February 2, 2021
The continuum of care is a concept that has defined the retirement village experience in New Zealand for nearly 40 years. This integrated approach to care was designed to ensure that as people aged, their care levels could be increased without moving them out of their chosen village.
This marketable and highly advertised feature of retirement villages is achieved by offering different types of accommodation and different care packages to meet a broad spectrum of needs. When most people enter a retirement village, they choose the independent living unit (ILU) that best suits their requirements.
When their needs change, retirement operators offer them serviced apartments or care suites in the care centre, which are better suited to their current circumstances. However, because these ‘requirements’ are rather subjective, there can be disagreements between residents, families and operators about whether extra care (and, therefore extra expense) is warranted.
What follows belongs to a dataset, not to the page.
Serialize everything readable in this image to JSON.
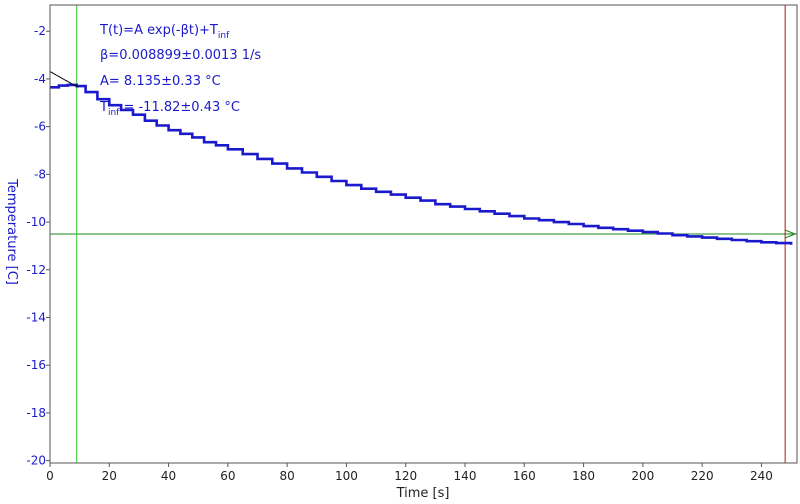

As the industry evolves over the next decade, this continuum of care needs updating to reflect changing consumer preferences and vastly improved technology that can help people remain independent for longer. Before expecting residents to move to a new house, operators could offer a number of intermediate care options that would enable them to stay in the house they originally chose.
New generation retirement villages are already doing this by investing in innovative technology and services to transform traditional ILUs into smart homes with on-demand virtual healthcare and safety monitoring.
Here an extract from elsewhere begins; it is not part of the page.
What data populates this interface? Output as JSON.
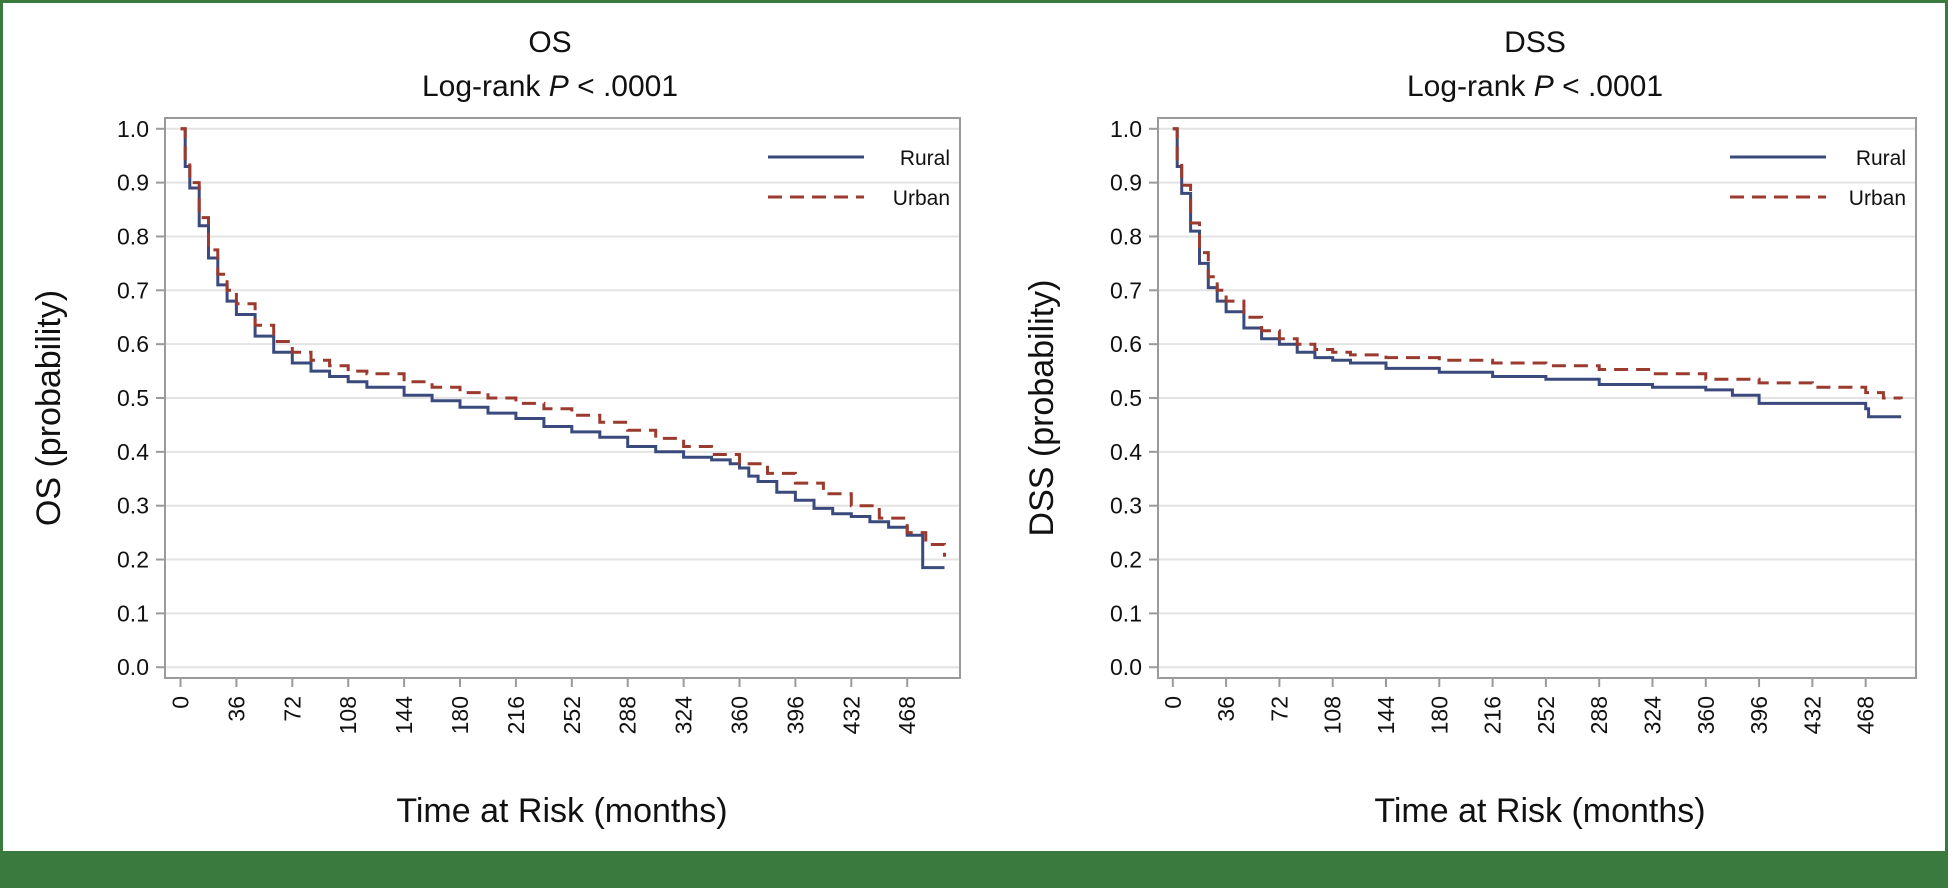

At retirement villages operated by Qestral Corporation, independent residents can access levels of care that other operators reserve for serviced apartments. At Alpine View and Burlington for example, residents don’t have to move into a serviced apartment or care centre to receive daily care check-ins, daily vital monitoring, routine nurse oversight, on-demand telehealth, medication reminders, meal delivery, housekeeping and laundry. This level of care is available in every independent house.
By making a tangible commitment to managing the health of residents in independent houses they make those houses (and by extension those villages) a more desirable choice for people that want to avoid the care centre as long as possible. As more villages expand their own continuum of care by investing in this kind of age-friendly technology, it will be residents and their families that are the winners, with more choice and greater freedom.